Not to mention the ridiculous rest requirements, where "rest" counts as 20 minutes after the plane lands, and can be as low as 8 hours. That sounds great, but it generally takes at least ten minutes to get out of the airport at the very least, ten minutes to wait for the hotel van, twenty to get to the hotel, then to check in, ect ect add in time for actually getting ready for bed, falling asleep, and then getting ready? That's generally five hours of sleep if you're lucky.

I can't believe there haven't been more crashes. Management is running these guys ragged, flying with a bare minimum of pilots, and always threatening their job security at every turn. And American management is the ugliest, most hostile management out there. Good for the pilots. They shouldn't take any pay or benefit cuts until the management that's been running them into the ground does.
posted by jnaps at 6:14 PM on September 20, 2012 [1 favorite]


First, I gave up on flying AA years ago. Crappy airline.

Second, if I were a bunch of pilots who wanted to stick it to management, I'd fly each route juuuust a little longer. Enough to use 15 minutes more of cruising fuel, perhaps.

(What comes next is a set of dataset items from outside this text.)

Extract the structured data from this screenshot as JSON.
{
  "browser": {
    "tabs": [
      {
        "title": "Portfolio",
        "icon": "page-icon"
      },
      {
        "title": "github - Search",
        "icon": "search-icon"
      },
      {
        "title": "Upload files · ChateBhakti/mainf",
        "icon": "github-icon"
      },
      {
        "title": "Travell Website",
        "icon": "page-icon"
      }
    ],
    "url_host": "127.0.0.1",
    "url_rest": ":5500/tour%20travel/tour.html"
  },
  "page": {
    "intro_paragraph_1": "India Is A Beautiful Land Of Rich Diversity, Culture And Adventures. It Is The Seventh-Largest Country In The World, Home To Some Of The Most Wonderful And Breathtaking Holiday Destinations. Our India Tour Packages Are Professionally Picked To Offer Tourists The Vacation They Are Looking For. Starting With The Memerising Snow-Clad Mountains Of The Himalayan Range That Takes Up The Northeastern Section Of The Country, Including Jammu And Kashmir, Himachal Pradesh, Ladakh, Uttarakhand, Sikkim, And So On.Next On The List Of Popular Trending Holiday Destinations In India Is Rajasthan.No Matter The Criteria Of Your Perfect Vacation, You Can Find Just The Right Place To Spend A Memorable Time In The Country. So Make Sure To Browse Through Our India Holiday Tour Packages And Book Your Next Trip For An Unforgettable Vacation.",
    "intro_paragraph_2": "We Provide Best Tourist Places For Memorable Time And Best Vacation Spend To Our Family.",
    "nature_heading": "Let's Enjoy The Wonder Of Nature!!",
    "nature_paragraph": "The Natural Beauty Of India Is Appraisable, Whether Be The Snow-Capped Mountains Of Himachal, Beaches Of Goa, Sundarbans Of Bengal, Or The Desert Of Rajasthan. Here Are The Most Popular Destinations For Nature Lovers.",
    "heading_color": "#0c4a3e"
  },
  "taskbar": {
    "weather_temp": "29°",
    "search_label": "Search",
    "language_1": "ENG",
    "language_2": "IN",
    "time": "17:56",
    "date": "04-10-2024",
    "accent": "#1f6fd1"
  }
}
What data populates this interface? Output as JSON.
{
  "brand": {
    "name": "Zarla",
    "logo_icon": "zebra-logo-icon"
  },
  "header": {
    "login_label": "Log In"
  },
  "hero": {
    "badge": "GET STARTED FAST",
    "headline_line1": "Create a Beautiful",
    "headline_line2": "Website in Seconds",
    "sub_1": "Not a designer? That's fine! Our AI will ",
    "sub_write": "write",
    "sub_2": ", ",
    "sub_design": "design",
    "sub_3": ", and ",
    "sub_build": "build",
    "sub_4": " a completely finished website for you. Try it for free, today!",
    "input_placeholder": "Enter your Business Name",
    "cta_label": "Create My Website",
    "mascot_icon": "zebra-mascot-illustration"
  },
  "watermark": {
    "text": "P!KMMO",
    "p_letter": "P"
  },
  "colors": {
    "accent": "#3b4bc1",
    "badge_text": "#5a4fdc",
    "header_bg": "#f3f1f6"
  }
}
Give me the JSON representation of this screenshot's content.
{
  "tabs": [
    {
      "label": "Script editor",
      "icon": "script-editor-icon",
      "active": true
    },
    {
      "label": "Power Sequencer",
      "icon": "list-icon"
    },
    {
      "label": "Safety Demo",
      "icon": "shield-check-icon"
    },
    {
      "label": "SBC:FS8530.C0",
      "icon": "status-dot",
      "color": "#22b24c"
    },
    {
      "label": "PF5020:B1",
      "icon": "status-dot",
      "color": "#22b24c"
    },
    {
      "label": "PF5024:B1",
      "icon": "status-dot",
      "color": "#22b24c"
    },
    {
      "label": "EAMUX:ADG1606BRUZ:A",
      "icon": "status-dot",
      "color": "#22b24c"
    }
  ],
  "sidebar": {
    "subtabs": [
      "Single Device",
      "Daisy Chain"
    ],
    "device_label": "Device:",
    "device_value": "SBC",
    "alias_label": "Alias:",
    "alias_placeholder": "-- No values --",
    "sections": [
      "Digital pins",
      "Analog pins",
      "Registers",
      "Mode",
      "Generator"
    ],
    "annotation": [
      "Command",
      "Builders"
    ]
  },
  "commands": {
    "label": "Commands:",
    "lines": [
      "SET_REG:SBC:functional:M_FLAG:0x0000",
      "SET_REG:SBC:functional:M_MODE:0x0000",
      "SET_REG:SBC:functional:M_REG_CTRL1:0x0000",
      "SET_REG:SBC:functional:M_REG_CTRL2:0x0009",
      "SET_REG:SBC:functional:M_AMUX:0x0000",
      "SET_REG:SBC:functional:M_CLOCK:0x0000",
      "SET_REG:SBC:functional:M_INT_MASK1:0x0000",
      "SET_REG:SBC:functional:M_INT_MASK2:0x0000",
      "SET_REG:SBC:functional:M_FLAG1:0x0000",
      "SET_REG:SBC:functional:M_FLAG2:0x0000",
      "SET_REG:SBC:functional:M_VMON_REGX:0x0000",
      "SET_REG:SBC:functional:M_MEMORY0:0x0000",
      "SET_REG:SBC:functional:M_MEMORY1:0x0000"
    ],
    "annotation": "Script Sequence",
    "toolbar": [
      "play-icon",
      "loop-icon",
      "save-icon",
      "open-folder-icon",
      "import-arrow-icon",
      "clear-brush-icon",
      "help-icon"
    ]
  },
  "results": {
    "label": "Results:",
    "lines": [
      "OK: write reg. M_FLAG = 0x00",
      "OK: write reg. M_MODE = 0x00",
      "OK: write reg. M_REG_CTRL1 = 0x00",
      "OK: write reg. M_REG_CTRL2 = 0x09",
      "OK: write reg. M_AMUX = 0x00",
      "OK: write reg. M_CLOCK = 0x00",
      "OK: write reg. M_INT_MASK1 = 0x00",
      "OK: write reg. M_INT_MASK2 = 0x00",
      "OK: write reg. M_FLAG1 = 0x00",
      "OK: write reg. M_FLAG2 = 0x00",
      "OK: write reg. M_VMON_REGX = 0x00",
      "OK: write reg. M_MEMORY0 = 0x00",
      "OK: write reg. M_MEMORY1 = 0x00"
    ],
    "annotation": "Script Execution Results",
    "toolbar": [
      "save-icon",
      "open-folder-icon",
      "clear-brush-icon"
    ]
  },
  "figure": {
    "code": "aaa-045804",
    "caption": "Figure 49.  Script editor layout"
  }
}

Multiplied by each flight? The cost would be enormous. Hippos still get viewed, parents still get home.
posted by BeeDo at 6:21 PM on September 20, 2012 [1 favorite]


Unions are just corporations whose product is the provision of labor. Unions are vendors to other corporations who consume labor to produce goods and services. The basic problem with unions is that they're government-sanctioned monopolies, which prevents any sort of market forces from mediating the negotiations between vendor and client. Calling it deregulation is a farce.